14/100: Endgame for British For Profit Education

Theresa May, as expected, delivered - undoing the British Education industry within a span of one speech. At the time when the British Government is talking up industry and enterprise, she delivered a muddled protectionist policy, kicking off a civil war of sorts between the publicly funded and privately funded education providers in Britain.

The policy is harsh and abrupt, though it goes an extra mile to reclaim the international student market for the embattled British universities. However, the proposals, more or less, exterminates British For Profit education industry: If you are publicly funded, you go scot-free, if you are private, you must be dishonest - was the presumption she worked with. So, if a student chooses to go to a For Profit college, they will have no work rights or the rights to bring a dependent, so on and so forth. At one stroke, the visas that Private Colleges could have sponsored are being capped, and they are being told to change their accreditation system within 18 months time.

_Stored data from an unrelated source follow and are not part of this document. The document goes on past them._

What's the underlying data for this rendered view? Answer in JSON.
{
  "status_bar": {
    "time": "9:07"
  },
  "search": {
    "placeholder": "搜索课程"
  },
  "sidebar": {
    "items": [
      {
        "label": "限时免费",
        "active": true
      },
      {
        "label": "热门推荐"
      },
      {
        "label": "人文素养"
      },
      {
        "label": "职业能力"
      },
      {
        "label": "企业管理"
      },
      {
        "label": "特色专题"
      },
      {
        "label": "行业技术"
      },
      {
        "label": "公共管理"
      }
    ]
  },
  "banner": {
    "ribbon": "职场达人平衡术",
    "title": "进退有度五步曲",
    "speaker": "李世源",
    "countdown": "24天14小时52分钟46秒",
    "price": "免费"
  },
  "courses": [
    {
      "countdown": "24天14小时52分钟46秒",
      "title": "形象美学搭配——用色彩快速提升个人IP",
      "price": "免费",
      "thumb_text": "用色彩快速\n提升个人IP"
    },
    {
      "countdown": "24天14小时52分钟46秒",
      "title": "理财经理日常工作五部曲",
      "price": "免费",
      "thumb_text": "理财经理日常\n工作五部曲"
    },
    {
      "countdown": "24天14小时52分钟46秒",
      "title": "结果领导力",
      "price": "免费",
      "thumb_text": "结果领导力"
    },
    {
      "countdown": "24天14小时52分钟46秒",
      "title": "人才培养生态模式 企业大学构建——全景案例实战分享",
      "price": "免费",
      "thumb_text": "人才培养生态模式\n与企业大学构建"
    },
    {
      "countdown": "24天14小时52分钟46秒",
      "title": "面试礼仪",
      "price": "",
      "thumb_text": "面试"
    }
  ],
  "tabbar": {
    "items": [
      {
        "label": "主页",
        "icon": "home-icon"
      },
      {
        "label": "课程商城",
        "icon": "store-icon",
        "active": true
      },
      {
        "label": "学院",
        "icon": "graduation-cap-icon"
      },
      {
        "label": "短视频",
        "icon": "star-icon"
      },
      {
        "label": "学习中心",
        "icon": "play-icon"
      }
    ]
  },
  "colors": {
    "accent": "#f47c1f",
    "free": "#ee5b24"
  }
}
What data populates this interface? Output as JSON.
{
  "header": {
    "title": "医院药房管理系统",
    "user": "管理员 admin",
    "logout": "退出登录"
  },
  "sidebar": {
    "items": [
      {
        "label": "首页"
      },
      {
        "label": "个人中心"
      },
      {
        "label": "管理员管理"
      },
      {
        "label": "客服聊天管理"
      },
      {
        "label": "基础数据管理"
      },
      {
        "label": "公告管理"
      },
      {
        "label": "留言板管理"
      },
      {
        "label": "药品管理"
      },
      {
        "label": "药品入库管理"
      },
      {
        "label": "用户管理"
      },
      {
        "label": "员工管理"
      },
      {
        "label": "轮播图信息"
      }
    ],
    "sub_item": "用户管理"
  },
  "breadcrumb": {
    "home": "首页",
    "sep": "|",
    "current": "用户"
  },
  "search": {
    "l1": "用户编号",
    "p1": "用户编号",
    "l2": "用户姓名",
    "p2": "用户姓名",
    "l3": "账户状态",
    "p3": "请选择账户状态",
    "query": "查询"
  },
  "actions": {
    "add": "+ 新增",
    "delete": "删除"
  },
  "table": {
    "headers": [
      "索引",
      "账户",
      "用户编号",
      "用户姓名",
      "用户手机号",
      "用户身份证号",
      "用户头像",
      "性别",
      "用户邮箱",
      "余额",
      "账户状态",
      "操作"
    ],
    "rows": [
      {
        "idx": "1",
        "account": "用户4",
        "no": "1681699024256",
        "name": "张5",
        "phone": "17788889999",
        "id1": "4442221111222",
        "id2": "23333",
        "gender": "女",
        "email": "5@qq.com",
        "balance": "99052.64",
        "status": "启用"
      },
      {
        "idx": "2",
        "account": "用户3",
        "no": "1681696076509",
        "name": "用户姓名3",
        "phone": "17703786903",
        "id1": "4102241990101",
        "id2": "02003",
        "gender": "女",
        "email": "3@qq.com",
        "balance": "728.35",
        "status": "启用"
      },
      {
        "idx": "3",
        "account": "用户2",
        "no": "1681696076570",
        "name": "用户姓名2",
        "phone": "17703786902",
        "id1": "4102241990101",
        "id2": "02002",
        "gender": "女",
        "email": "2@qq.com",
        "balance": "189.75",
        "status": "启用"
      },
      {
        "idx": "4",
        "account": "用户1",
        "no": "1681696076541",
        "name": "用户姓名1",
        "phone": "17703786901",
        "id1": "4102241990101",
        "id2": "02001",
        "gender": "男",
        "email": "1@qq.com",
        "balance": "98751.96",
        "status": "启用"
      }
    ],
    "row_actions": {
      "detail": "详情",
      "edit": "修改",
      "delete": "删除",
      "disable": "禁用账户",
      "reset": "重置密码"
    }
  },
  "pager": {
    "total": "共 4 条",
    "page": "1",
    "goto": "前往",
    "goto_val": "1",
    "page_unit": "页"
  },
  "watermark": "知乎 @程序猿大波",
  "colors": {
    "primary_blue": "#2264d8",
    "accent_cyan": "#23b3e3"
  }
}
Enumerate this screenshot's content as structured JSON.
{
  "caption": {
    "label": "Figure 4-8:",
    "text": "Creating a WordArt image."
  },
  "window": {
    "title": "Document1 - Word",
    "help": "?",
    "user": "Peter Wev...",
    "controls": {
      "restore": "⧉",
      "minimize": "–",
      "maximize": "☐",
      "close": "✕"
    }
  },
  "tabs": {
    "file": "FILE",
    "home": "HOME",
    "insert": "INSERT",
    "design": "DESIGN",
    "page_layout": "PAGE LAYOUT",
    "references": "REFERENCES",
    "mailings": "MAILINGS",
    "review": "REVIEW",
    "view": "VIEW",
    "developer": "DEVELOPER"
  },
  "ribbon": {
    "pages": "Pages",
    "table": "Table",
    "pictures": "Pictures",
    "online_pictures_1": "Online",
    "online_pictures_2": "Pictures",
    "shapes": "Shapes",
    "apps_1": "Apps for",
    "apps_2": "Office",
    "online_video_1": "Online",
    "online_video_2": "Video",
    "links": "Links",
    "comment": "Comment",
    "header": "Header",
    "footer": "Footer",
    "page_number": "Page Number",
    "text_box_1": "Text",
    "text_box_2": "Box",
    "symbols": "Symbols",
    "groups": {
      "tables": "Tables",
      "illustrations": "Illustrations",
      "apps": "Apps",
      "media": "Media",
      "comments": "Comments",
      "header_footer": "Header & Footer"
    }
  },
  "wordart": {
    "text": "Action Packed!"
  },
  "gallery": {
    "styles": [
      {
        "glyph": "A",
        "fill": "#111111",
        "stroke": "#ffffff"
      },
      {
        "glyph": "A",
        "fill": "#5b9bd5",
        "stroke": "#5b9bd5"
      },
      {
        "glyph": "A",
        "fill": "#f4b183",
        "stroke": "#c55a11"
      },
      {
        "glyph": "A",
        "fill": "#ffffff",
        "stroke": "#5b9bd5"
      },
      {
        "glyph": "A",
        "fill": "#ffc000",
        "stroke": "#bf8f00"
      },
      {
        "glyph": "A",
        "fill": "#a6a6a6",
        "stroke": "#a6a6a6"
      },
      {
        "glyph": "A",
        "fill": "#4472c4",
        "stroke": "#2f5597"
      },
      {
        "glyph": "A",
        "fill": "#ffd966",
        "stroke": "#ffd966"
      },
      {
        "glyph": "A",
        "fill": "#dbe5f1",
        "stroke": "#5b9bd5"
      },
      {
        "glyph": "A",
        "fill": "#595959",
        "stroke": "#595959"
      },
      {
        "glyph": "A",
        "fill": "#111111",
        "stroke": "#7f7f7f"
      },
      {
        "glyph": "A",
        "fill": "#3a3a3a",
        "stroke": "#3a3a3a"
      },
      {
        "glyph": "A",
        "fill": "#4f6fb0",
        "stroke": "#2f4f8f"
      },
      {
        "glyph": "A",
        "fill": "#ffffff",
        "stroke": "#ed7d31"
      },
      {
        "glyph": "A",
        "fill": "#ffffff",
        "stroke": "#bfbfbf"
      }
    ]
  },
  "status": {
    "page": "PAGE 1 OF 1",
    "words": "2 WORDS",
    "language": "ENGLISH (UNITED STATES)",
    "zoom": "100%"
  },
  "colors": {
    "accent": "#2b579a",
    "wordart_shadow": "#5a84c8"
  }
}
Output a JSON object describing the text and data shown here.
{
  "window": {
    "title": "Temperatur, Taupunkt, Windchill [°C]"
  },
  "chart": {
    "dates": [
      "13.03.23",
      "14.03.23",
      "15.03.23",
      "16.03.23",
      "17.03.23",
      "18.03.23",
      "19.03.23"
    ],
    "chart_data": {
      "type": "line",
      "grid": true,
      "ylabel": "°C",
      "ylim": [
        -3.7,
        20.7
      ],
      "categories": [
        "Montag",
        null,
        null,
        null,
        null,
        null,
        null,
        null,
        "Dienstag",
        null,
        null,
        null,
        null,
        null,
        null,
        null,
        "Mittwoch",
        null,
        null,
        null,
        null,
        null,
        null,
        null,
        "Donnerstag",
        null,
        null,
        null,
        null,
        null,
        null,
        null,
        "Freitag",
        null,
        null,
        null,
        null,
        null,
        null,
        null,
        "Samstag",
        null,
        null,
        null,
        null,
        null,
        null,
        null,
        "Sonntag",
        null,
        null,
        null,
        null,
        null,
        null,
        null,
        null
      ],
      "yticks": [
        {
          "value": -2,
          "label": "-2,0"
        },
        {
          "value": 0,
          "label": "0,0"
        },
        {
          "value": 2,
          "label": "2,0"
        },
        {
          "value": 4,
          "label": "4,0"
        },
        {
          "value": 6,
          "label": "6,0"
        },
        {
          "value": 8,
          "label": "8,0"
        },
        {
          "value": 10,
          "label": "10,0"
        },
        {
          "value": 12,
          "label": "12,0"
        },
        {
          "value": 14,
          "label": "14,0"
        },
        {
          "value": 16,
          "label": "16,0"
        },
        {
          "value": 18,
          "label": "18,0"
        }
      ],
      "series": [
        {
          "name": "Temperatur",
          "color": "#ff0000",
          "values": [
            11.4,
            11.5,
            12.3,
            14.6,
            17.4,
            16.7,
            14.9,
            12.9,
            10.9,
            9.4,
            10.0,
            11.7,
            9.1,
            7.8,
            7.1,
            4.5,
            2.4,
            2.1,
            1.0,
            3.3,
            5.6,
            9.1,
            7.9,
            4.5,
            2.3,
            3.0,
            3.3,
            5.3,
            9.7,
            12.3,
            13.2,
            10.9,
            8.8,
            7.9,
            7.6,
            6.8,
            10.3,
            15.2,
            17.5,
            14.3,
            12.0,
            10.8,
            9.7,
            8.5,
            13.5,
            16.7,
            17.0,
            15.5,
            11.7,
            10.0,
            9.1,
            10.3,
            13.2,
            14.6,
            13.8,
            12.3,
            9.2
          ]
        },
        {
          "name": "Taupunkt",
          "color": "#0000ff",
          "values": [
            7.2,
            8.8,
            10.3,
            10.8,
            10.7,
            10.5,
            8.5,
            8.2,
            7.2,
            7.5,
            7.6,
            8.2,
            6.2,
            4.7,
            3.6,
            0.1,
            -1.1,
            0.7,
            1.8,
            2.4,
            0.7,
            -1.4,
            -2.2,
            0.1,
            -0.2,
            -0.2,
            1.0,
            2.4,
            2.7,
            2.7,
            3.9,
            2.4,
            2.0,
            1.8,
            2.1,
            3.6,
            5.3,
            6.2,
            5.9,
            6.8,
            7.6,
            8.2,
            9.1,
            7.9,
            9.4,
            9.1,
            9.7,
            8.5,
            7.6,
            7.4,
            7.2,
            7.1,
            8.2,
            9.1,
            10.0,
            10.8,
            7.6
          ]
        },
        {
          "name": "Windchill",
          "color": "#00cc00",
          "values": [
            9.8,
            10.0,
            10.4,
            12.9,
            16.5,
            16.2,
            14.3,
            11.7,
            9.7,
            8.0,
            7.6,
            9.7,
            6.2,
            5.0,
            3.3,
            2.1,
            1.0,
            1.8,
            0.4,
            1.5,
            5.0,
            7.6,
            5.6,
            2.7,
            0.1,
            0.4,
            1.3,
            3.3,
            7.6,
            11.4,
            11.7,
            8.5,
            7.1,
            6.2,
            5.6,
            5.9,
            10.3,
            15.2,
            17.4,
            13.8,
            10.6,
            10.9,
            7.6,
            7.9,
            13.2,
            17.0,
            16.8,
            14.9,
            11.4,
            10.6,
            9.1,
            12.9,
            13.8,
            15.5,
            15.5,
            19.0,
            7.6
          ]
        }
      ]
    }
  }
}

The International students, I shall argue, will have a much worse deal than before. Private colleges, despite the visa abuses in some of them, were driving programme innovation in the British Higher Education. They were expanding access, and an average student paid half the fees they needed to pay at the university studying in a private college for a comparable qualification. The changes will put most, including some of the leading, private colleges out of business, as the students will be weary of coming to Britain without any work entitlement at all.

I am certain that, out of this mess, new business models will emerge. Some of the colleges will be rejig themselves for the home student market, pushing the British universities hard where it hurts. The energies that made them capture the foreign student market now will be directed towards the home student market. This will also drive programme innovation and increased use of technology in delivering learning, and this may, with time, lead to private colleges setting up campuses abroad at a fast pace. Finally, this may also shift the focus on enterprise-linked training, of the kind I have been pursuing for our Digital Media entity, and a whole new game may emerge therefore.

In the end, then, more tests and tribulations for me: Suddenly, all that I was working with is gone. But I am as optimistic as ever. This is that inflection point in my life when I must start doing things afresh and explore new ideas. My idea of World College comes back to the agenda yet again: So does the idea of developing a good overseas campus. Higher Education, of the kind which changes life of the middle classes, will always be good business. I have already devoted my career to this, and despite the madness of Ms May, I am not giving up.